Vivemos num momento crucial, em que a necessidade de repensar as nossas cidades e a sua abordagem à mobilidade se torna mais evidente do que nunca. Em dezembro de 2021, um relatório do Instituto Nacional de Estatística (INE) revelou que Portugal atingiu a impressionante marca de 7 milhões de veículos ligeiros em circulação, numa população de aproximadamente 10,3 milhões de pessoas. Isto traduz-se numa média de 677 veículos por cada mil habitantes, colocando Portugal acima da média europeia de 567 veículos por cada mil habitantes, segundo dados da Eurostat.
Custo para o ambiente… e para a saúde humana
Infelizmente, este aumento na posse de automóveis tem um custo significativo para o ambiente e a saúde pública. O setor dos transportes, em particular o transporte rodoviário, é a principal fonte de poluição do ar nas áreas urbanas de Portugal, contribuindo para 6.000 mortes prematuras no país a cada ano e um total alarmante de 300.000 na Europa. Estas estatísticas sombrias obrigam-nos a repensar urgentemente o papel dos automóveis nas nossas cidades e a buscar alternativas mais sustentáveis, para retirar o protagonismo do vilão deste filme que estamos vivendo.
Que estratégias adoptar? Exemplos europeus já em vigor
Felizmente, muitas cidades europeias já estão a dar passos corajosos em direção a um futuro com menos carros. Estão a adotar políticas que restringem o uso de automóveis, especialmente os mais poluentes, por meio da implementação de Zonas de Emissões Zero (ZZE) e Zonas de Emissões Reduzidas (ZER). Os resultados são notáveis: uma análise da Campanha Cidades Limpas revelou que essa abordagem não apenas reduz a poluição, mas também impulsiona as economias locais. Os clientes que optam por meios de transporte sustentáveis, como caminhar, andar de bicicleta ou usar o transporte público, tendem a gastar mais dinheiro em estabelecimentos locais do que os condutores de automóveis. Isto desafia a noção convencional de que restrições ao uso de automóveis prejudicam o comércio e destaca a importância de promover a mobilidade sustentável.
Além desses exemplos, algumas cidades têm adotado estratégias ainda mais ousadas. Em Londres, os condutores são agora obrigados a pagar uma taxa de congestionamento diária de quinze libras para circular no centro da cidade, de segunda a sexta-feira. Essa medida resultou numa redução do congestionamento em 30%. Por outro lado, de forma muito semelhante, Zurique, na Suíça, adotou o conceito de Gestão da Procura de Viagens (Travel Demand Management – TDM), que restringe o uso de veículos privados por meio de portagens urbanas e cobranças com base na distância percorrida. Isso levou a uma redução significativa no número de carros na cidade e à expansão do transporte público, com a criação de novas linhas. Agora, paragens de autocarro ou elétrico estão disponíveis a cada 300 metros.

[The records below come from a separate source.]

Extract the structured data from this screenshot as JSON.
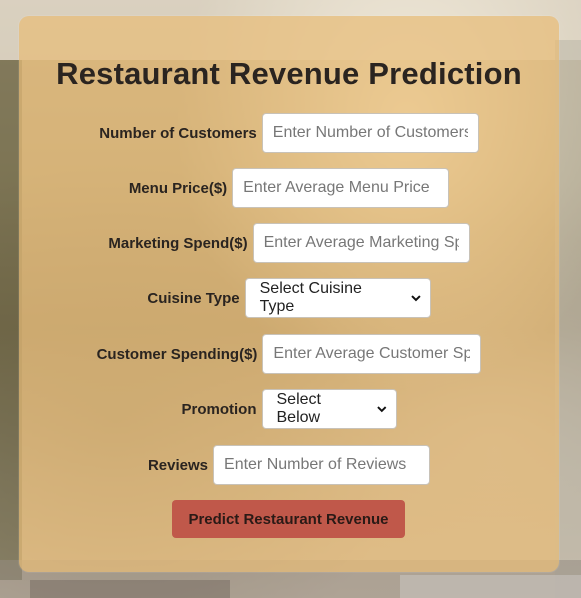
{
  "form": {
    "title": "Restaurant Revenue Prediction",
    "fields": {
      "customers": {
        "label": "Number of Customers",
        "placeholder": "Enter Number of Customers"
      },
      "menu_price": {
        "label": "Menu Price($)",
        "placeholder": "Enter Average Menu Price"
      },
      "marketing": {
        "label": "Marketing Spend($)",
        "placeholder": "Enter Average Marketing Spend"
      },
      "cuisine": {
        "label": "Cuisine Type",
        "selected": "Select Cuisine Type"
      },
      "customer_spending": {
        "label": "Customer Spending($)",
        "placeholder": "Enter Average Customer Spending"
      },
      "promotion": {
        "label": "Promotion",
        "selected": "Select Below"
      },
      "reviews": {
        "label": "Reviews",
        "placeholder": "Enter Number of Reviews"
      }
    },
    "submit_label": "Predict Restaurant Revenue"
  },
  "colors": {
    "panel": "#e8bc78",
    "button": "#c0584a",
    "text": "#2a2420"
  }
}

Mas os benefícios vão além disso. Cidades que limitam o número de carros nas ruas experimentam uma redução significativa nas emissões de CO2, contribuindo para metas de redução de emissões e indo mais rapidamente ao encontro da meta de limitar o aumento da temperatura global a +1,5°C. Além disso, ao reduzir o tráfego de veículos, criam-se cidades mais seguras, com menos acidentes rodoviários. Um exemplo muito positivo disso é a cidade Oslo, na Noruega, que em 2019 alcançou zero mortes por acidentes de trânsito, após uma década de medidas que incluíram a redução das velocidades nas vias, a expansão de calçadas para peões e o investimento no transporte público. Outro excelente exemplo disso ocorreu em Pontevedra, uma cidade em Espanha, onde a circulação de veículos ligeiros foi reduzida ao estritamente necessário. Além disso, foram criadas áreas de prioridade para pedestres com o rebaixamento das calçadas. Atualmente, a velocidade máxima permitida nas ruas dessa cidade espanhola é de 30 km/h, e em algumas áreas, é ainda mais reduzida, chegando a 10 km/h.

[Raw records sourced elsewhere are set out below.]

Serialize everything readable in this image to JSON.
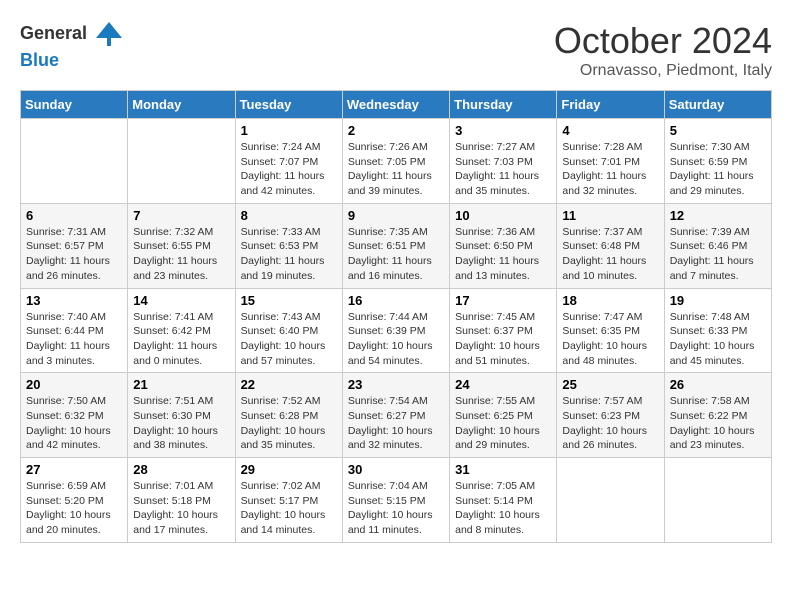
{
  "logo": {
    "text_general": "General",
    "text_blue": "Blue"
  },
  "title": {
    "month": "October 2024",
    "location": "Ornavasso, Piedmont, Italy"
  },
  "header_days": [
    "Sunday",
    "Monday",
    "Tuesday",
    "Wednesday",
    "Thursday",
    "Friday",
    "Saturday"
  ],
  "weeks": [
    {
      "days": [
        {
          "number": "",
          "info": ""
        },
        {
          "number": "",
          "info": ""
        },
        {
          "number": "1",
          "info": "Sunrise: 7:24 AM\nSunset: 7:07 PM\nDaylight: 11 hours and 42 minutes."
        },
        {
          "number": "2",
          "info": "Sunrise: 7:26 AM\nSunset: 7:05 PM\nDaylight: 11 hours and 39 minutes."
        },
        {
          "number": "3",
          "info": "Sunrise: 7:27 AM\nSunset: 7:03 PM\nDaylight: 11 hours and 35 minutes."
        },
        {
          "number": "4",
          "info": "Sunrise: 7:28 AM\nSunset: 7:01 PM\nDaylight: 11 hours and 32 minutes."
        },
        {
          "number": "5",
          "info": "Sunrise: 7:30 AM\nSunset: 6:59 PM\nDaylight: 11 hours and 29 minutes."
        }
      ]
    },
    {
      "days": [
        {
          "number": "6",
          "info": "Sunrise: 7:31 AM\nSunset: 6:57 PM\nDaylight: 11 hours and 26 minutes."
        },
        {
          "number": "7",
          "info": "Sunrise: 7:32 AM\nSunset: 6:55 PM\nDaylight: 11 hours and 23 minutes."
        },
        {
          "number": "8",
          "info": "Sunrise: 7:33 AM\nSunset: 6:53 PM\nDaylight: 11 hours and 19 minutes."
        },
        {
          "number": "9",
          "info": "Sunrise: 7:35 AM\nSunset: 6:51 PM\nDaylight: 11 hours and 16 minutes."
        },
        {
          "number": "10",
          "info": "Sunrise: 7:36 AM\nSunset: 6:50 PM\nDaylight: 11 hours and 13 minutes."
        },
        {
          "number": "11",
          "info": "Sunrise: 7:37 AM\nSunset: 6:48 PM\nDaylight: 11 hours and 10 minutes."
        },
        {
          "number": "12",
          "info": "Sunrise: 7:39 AM\nSunset: 6:46 PM\nDaylight: 11 hours and 7 minutes."
        }
      ]
    },
    {
      "days": [
        {
          "number": "13",
          "info": "Sunrise: 7:40 AM\nSunset: 6:44 PM\nDaylight: 11 hours and 3 minutes."
        },
        {
          "number": "14",
          "info": "Sunrise: 7:41 AM\nSunset: 6:42 PM\nDaylight: 11 hours and 0 minutes."
        },
        {
          "number": "15",
          "info": "Sunrise: 7:43 AM\nSunset: 6:40 PM\nDaylight: 10 hours and 57 minutes."
        },
        {
          "number": "16",
          "info": "Sunrise: 7:44 AM\nSunset: 6:39 PM\nDaylight: 10 hours and 54 minutes."
        },
        {
          "number": "17",
          "info": "Sunrise: 7:45 AM\nSunset: 6:37 PM\nDaylight: 10 hours and 51 minutes."
        },
        {
          "number": "18",
          "info": "Sunrise: 7:47 AM\nSunset: 6:35 PM\nDaylight: 10 hours and 48 minutes."
        },
        {
          "number": "19",
          "info": "Sunrise: 7:48 AM\nSunset: 6:33 PM\nDaylight: 10 hours and 45 minutes."
        }
      ]
    },
    {
      "days": [
        {
          "number": "20",
          "info": "Sunrise: 7:50 AM\nSunset: 6:32 PM\nDaylight: 10 hours and 42 minutes."
        },
        {
          "number": "21",
          "info": "Sunrise: 7:51 AM\nSunset: 6:30 PM\nDaylight: 10 hours and 38 minutes."
        },
        {
          "number": "22",
          "info": "Sunrise: 7:52 AM\nSunset: 6:28 PM\nDaylight: 10 hours and 35 minutes."
        },
        {
          "number": "23",
          "info": "Sunrise: 7:54 AM\nSunset: 6:27 PM\nDaylight: 10 hours and 32 minutes."
        },
        {
          "number": "24",
          "info": "Sunrise: 7:55 AM\nSunset: 6:25 PM\nDaylight: 10 hours and 29 minutes."
        },
        {
          "number": "25",
          "info": "Sunrise: 7:57 AM\nSunset: 6:23 PM\nDaylight: 10 hours and 26 minutes."
        },
        {
          "number": "26",
          "info": "Sunrise: 7:58 AM\nSunset: 6:22 PM\nDaylight: 10 hours and 23 minutes."
        }
      ]
    },
    {
      "days": [
        {
          "number": "27",
          "info": "Sunrise: 6:59 AM\nSunset: 5:20 PM\nDaylight: 10 hours and 20 minutes."
        },
        {
          "number": "28",
          "info": "Sunrise: 7:01 AM\nSunset: 5:18 PM\nDaylight: 10 hours and 17 minutes."
        },
        {
          "number": "29",
          "info": "Sunrise: 7:02 AM\nSunset: 5:17 PM\nDaylight: 10 hours and 14 minutes."
        },
        {
          "number": "30",
          "info": "Sunrise: 7:04 AM\nSunset: 5:15 PM\nDaylight: 10 hours and 11 minutes."
        },
        {
          "number": "31",
          "info": "Sunrise: 7:05 AM\nSunset: 5:14 PM\nDaylight: 10 hours and 8 minutes."
        },
        {
          "number": "",
          "info": ""
        },
        {
          "number": "",
          "info": ""
        }
      ]
    }
  ]
}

A diminuição da dependência dos carros também oferece a oportunidade de transformar o espaço urbano e devolver as ruas aos pedestres e ciclistas. Em Oslo, mais de 700 vagas de estacionamento foram transformadas em ciclovias, parques e áreas de convívio. Paris planeia remover 70.000 lugares de estacionamento para criar faixas de transporte ativo. Estas mudanças não só melhoram a qualidade de vida, mas também contribuem para cidades mais sustentáveis e mais resilientes aos efeitos das alterações climáticas.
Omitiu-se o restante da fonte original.